Agent Does Not Have To Inform About Terms Of Coverage

Grand Prairie insurance lawyers will often run into situations where a person says, “My agent didn’t tell me about that.” A Houston Court of Appeals [1st Dist.] opinion discusses some of what an agent is responsible for telling a customer. The case is styled, North American Shipbuilding v. Southern Marine & Aviation Underwriting.
This case involves a builder’s risk insurance policy to insure the hull of a ship during construction. North American purchased the builder’s risk policy through the insurance brokerage firm of Adams & Porter. Adams & Porter purchased the policy through a wholesale broker, Southern Marine, from the Underwriters. The policy insured against “all risks of physical loss of or damage to the vessel occurring during the currency of this policy except: … in the event that faulty design of any part or parts should cause physical loss or damage to the vessel.”
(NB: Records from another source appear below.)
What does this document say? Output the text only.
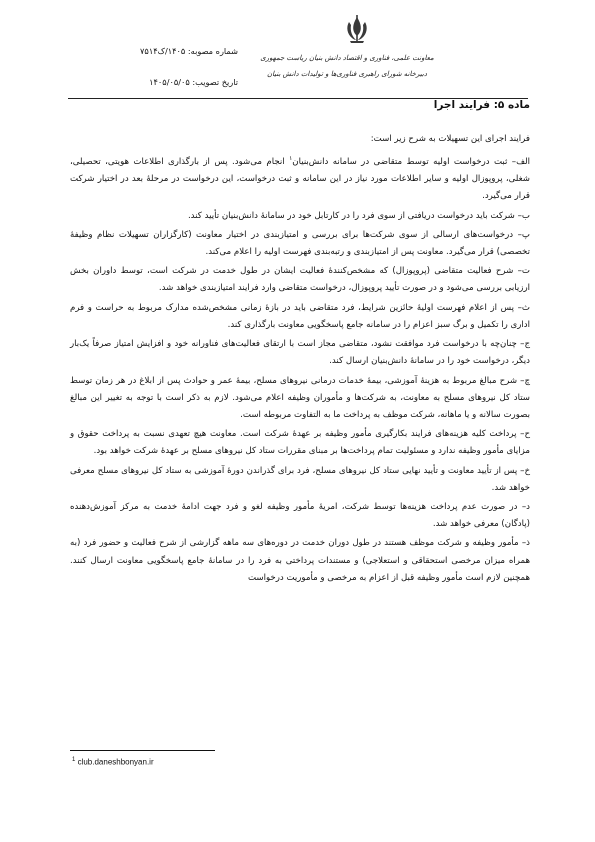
شماره مصوبه: ۱۴۰۵/ک۷۵۱۴
تاریخ تصویب: ۱۴۰۵/۰۵/۰۵
معاونت علمی، فناوری و اقتصاد دانش بنیان ریاست جمهوری
دبیرخانه شورای راهبری فناوری‌ها و تولیدات دانش بنیان
ماده ۵: فرایند اجرا

فرایند اجرای این تسهیلات به شرح زیر است:

الف– ثبت درخواست اولیه توسط متقاضی در سامانه دانش‌بنیان$^۱$ انجام می‌شود. پس از بارگذاری اطلاعات هویتی، تحصیلی، شغلی، پروپوزال اولیه و سایر اطلاعات مورد نیاز در این سامانه و ثبت درخواست، این درخواست در مرحلهٔ بعد در اختیار شرکت قرار می‌گیرد.

ب– شرکت باید درخواست دریافتی از سوی فرد را در کارتابل خود در سامانهٔ دانش‌بنیان تأیید کند.

پ– درخواست‌های ارسالی از سوی شرکت‌ها برای بررسی و امتیازبندی در اختیار معاونت (کارگزاران تسهیلات نظام وظیفهٔ تخصصی) قرار می‌گیرد. معاونت پس از امتیازبندی و رتبه‌بندی فهرست اولیه را اعلام می‌کند.

ت– شرح فعالیت متقاضی (پروپوزال) که مشخص‌کنندهٔ فعالیت ایشان در طول خدمت در شرکت است، توسط داوران بخش ارزیابی بررسی می‌شود و در صورت تأیید پروپوزال، درخواست متقاضی وارد فرایند امتیازبندی خواهد شد.

ث– پس از اعلام فهرست اولیهٔ حائزین شرایط، فرد متقاضی باید در بازهٔ زمانی مشخص‌شده مدارک مربوط به حراست و فرم اداری را تکمیل و برگ سبز اعزام را در سامانه جامع پاسخگویی معاونت بارگذاری کند.

ج– چنان‌چه با درخواست فرد موافقت نشود، متقاضی مجاز است با ارتقای فعالیت‌های فناورانه خود و افزایش امتیاز صرفاً یک‌بار دیگر، درخواست خود را در سامانهٔ دانش‌بنیان ارسال کند.

چ– شرح مبالغ مربوط به هزینهٔ آموزشی، بیمهٔ خدمات درمانی نیروهای مسلح، بیمهٔ عمر و حوادث پس از ابلاغ در هر زمان توسط ستاد کل نیروهای مسلح به معاونت، به شرکت‌ها و مأموران وظیفه اعلام می‌شود. لازم به ذکر است با توجه به تغییر این مبالغ بصورت سالانه و یا ماهانه، شرکت موظف به پرداخت ما به التفاوت مربوطه است.

ح– پرداخت کلیه هزینه‌های فرایند بکارگیری مأمور وظیفه بر عهدهٔ شرکت است. معاونت هیچ تعهدی نسبت به پرداخت حقوق و مزایای مأمور وظیفه ندارد و مسئولیت تمام پرداخت‌ها بر مبنای مقررات ستاد کل نیروهای مسلح بر عهدهٔ شرکت خواهد بود.

خ– پس از تأیید معاونت و تأیید نهایی ستاد کل نیروهای مسلح، فرد برای گذراندن دورهٔ آموزشی به ستاد کل نیروهای مسلح معرفی خواهد شد.

د– در صورت عدم پرداخت هزینه‌ها توسط شرکت، امریهٔ مأمور وظیفه لغو و فرد جهت ادامهٔ خدمت به مرکز آموزش‌دهنده (پادگان) معرفی خواهد شد.

ذ– مأمور وظیفه و شرکت موظف هستند در طول دوران خدمت در دوره‌های سه ماهه گزارشی از شرح فعالیت و حضور فرد (به همراه میزان مرخصی استحقاقی و استعلاجی) و مستندات پرداختی به فرد را در سامانهٔ جامع پاسخگویی معاونت ارسال کنند. همچنین لازم است مأمور وظیفه قبل از اعزام به مرخصی و مأموریت درخواست

$^1$ club.daneshbonyan.ir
North American tested the welds on the hull. Certain welds failed the test. The cause was improperly mixed welding gas that North American had received from Swisco. North American replaced all the welds. North American then demanded $1,056,795.00 from Underwriters. The Underwriters denied coverage. North American sued the Underwriters for breach of insurance contract, breach of duty of good faith and fair dealing, fraud, violations of the Texas Insurance Code, and punitive damages. North American sued Southern Marine for breach of duty of good faith and fair dealing, fraud and intentional misrepresentation, negligent misrepresentation, common law negligence, violations of the insurance code and punitive damages. Both the Underwriters and Southern Marine filed motions for summary judgment. The trial Court granted summary judgments for the Underwriters and Southern Marine on all claims. North American appealed.
Summary judgments for Underwriters and Southern Marine were affirmed. Although a builder’s risk policy may cover accidents caused by defective workmanship, the language “physical loss or damage to the vessel” does not cover cost of repairing faulty initial construction, mistakes in construction, or defective workmanship. The Underwriters did not breach the insurance contract and the Underwriters had a reasonable basis for denying the claim, thereby precluding recovery for bad faith. In addition, Southern Marines’s representation that the policy “insures against all risks of physical loss of or damage …” was not a misrepresentation. Southern Marine did not represent that the policy would cover faulty workmanship. Therefore, Southern Marine did not make actionable misrepresentations.
Finally, Southern Marine was not North American’s agent, it was the Underwriters agent. When North American’s agent (Adams & Porter) agreed to apply for insurance on behalf of the principle (North American) that agent had the duty to inform the principle what coverages were included. Southern Marine, the agent of the insurer (Underwriters) does not have a duty to the applicant to explain the terms of and coverage included in the application.